"Procedimentos em uma tabela não significam nada. Fazer ou ter mais procedimentos não é ter mais qualidade". Com essas palavras, a gerente geral Técnico Assistencial da ANS, Martha Oliveira, iniciou sua explicação sobre o objetivo do projeto de elaborar diretrizes baseadas em evidências e a atualização do rol de procedimentos, previsto para ser lançado em dezembro e entrar em vigor no dia 2 de abril de 2010.
Tabelas e diretrizes foram discutidas em reuniões com entidades médicas antes da ANS abrir consulta pública para a atualização do novo rol, a qual deve continuar até o início de outubro. Posteriormente, um novo encontro será agendado para que as informações possam ser consolidadas.
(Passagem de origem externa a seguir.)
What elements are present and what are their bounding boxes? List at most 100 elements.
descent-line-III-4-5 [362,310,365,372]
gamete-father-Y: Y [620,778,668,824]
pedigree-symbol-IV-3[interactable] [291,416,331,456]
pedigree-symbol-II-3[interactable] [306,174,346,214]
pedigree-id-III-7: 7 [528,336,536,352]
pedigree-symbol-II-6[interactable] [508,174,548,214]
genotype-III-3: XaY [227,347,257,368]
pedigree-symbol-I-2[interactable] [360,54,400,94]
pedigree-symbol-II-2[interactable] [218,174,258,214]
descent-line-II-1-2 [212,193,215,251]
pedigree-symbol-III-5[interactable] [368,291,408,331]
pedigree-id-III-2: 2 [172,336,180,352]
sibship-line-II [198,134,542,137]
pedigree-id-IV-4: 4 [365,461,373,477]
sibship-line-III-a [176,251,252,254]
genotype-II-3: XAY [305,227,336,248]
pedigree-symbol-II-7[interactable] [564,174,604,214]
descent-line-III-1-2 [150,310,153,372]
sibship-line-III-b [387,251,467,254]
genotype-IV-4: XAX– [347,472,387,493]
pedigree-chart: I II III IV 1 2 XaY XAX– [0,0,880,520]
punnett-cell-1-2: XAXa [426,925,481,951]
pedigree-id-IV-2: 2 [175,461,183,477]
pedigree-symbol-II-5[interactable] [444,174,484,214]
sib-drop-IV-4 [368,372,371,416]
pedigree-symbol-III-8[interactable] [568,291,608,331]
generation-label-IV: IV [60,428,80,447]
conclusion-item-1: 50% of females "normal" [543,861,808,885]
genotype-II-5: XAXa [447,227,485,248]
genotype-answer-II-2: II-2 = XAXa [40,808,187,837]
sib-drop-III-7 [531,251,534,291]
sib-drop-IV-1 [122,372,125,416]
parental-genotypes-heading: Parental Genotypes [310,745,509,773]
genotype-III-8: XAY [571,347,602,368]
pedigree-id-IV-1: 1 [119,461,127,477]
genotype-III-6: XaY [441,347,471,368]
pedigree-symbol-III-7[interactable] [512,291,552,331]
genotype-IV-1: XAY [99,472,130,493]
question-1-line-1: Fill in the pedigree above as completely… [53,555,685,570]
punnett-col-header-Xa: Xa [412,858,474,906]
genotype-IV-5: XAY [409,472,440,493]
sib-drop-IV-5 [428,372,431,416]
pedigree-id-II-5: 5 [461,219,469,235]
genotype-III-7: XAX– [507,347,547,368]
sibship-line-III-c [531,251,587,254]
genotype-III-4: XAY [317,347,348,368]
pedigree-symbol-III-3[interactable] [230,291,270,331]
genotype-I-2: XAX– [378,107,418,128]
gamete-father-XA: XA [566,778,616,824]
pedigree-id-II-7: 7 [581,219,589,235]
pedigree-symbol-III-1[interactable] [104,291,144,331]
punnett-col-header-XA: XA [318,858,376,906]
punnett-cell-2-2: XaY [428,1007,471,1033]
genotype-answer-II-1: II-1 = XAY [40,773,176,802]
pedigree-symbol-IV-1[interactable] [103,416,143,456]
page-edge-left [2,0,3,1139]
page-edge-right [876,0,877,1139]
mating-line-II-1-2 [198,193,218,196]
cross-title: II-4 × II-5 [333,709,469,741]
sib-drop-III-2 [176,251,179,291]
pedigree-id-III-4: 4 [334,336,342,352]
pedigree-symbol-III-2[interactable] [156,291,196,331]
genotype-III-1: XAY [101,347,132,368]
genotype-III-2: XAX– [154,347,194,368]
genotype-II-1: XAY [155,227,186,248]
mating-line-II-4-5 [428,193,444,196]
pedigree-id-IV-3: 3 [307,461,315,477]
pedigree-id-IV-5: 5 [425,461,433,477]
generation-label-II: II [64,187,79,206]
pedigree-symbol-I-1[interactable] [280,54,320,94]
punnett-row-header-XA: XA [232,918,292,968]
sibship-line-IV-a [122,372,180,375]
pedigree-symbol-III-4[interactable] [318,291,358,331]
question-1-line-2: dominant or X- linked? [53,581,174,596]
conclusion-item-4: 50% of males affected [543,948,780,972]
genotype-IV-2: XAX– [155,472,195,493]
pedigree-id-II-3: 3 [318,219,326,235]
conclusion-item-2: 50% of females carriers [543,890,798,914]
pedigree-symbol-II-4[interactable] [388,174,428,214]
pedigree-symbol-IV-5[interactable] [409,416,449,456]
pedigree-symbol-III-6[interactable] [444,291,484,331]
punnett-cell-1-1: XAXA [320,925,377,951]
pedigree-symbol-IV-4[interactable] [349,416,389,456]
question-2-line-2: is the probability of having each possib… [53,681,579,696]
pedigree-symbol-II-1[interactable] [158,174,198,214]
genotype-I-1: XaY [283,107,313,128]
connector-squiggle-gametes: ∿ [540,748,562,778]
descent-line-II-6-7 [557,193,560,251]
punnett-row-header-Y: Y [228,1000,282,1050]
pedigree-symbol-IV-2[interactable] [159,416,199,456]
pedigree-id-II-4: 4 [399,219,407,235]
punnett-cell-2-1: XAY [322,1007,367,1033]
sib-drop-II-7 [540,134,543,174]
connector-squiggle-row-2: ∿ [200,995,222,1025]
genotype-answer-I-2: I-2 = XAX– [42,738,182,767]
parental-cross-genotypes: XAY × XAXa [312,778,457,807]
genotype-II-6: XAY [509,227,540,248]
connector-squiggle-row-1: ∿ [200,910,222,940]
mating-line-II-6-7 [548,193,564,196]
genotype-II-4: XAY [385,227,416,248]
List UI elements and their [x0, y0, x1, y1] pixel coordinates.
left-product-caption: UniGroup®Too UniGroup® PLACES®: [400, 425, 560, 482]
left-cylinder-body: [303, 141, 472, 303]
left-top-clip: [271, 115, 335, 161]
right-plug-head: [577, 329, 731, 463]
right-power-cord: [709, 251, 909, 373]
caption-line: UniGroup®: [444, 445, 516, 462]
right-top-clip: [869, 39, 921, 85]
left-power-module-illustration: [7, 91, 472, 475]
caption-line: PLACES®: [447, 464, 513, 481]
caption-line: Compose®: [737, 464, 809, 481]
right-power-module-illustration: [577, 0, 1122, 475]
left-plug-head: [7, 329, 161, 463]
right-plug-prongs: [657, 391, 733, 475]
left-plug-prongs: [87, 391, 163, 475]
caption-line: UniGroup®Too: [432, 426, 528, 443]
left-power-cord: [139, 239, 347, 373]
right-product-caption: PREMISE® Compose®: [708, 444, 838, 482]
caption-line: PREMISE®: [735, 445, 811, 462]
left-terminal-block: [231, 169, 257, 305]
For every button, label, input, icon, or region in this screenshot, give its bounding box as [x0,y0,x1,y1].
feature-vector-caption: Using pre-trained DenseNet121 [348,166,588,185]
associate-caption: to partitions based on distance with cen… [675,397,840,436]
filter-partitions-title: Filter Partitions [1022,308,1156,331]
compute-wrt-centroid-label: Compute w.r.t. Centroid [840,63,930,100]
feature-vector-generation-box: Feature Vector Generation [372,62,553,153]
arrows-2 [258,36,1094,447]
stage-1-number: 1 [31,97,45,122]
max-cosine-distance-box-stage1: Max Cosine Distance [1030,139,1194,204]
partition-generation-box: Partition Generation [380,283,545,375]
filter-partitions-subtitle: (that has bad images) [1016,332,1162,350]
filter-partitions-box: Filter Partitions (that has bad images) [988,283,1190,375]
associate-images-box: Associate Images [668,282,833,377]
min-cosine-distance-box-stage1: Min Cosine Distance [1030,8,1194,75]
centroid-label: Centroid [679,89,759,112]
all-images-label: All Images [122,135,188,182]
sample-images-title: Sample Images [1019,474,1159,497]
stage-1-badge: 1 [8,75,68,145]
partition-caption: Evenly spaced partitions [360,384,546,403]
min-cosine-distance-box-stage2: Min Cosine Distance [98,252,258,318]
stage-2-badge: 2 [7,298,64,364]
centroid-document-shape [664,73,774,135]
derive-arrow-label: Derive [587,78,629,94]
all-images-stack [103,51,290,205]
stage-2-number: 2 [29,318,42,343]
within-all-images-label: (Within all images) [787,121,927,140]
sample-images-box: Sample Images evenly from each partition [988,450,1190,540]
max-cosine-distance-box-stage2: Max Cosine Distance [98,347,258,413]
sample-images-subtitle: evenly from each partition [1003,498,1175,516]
Entre as mudanças, estão a unificação das tabelas do rol médico e do rol odontológico e a revogação dos antigos normativos sobre saúde mental (Consu 11), planejamento familiar (RN192) e transplantes (Consu 12), que agora passam a compor o corpo da nova RN.
A última atualização do rol de procedimentos e eventos em saúde entrou em vigor no dia 2 de abril de 2008 e, a partir de então, a relação de procedimentos obrigatórios passou a contar com 2.973 itens e incluiu algumas novas tecnologias, como o Yag Laser, procedimentos para anticoncepção, procedimentos cirúrgicos e invasivos, além de exames laboratoriais.
"Vamos revisar de novo porque não queremos mais passar pelo que já passamos há dois anos, ao termos que incorporar 150 procedimentos numa ‘tacada" só. Isso não é bom para ninguém", comentou Martha. Além disso, a gestora acredita que atualizar o rol em uma maior constância vai permitir que a priorização em saúde seja discutida frequentemente. "A ideia é que, com o passar do tempo, cada revisão tenha uma menor importância. E é assim que tem que ser". A expectativa é que a atualização possa mudar o atual modelo assistencial adotado pelo setor de saúde. "Hoje o que vemos é um molde ineficiente. Paga-se por procedimento, quanto mais se faz, mais se ganha. A ideia não é ficar só produzindo, tem que ter organização", alfineta.
Em relação às novas coberturas, destacam-se a inclusão do marcapasso multissítio, do pet-scan oncológico, do transplante alogênico de medula óssea e das cirurgias torácicas por vídeo, além da ampliação do número de consultas de fonoaudiologia, terapia ocupacional, psicologia/psicoterapia e nutrição.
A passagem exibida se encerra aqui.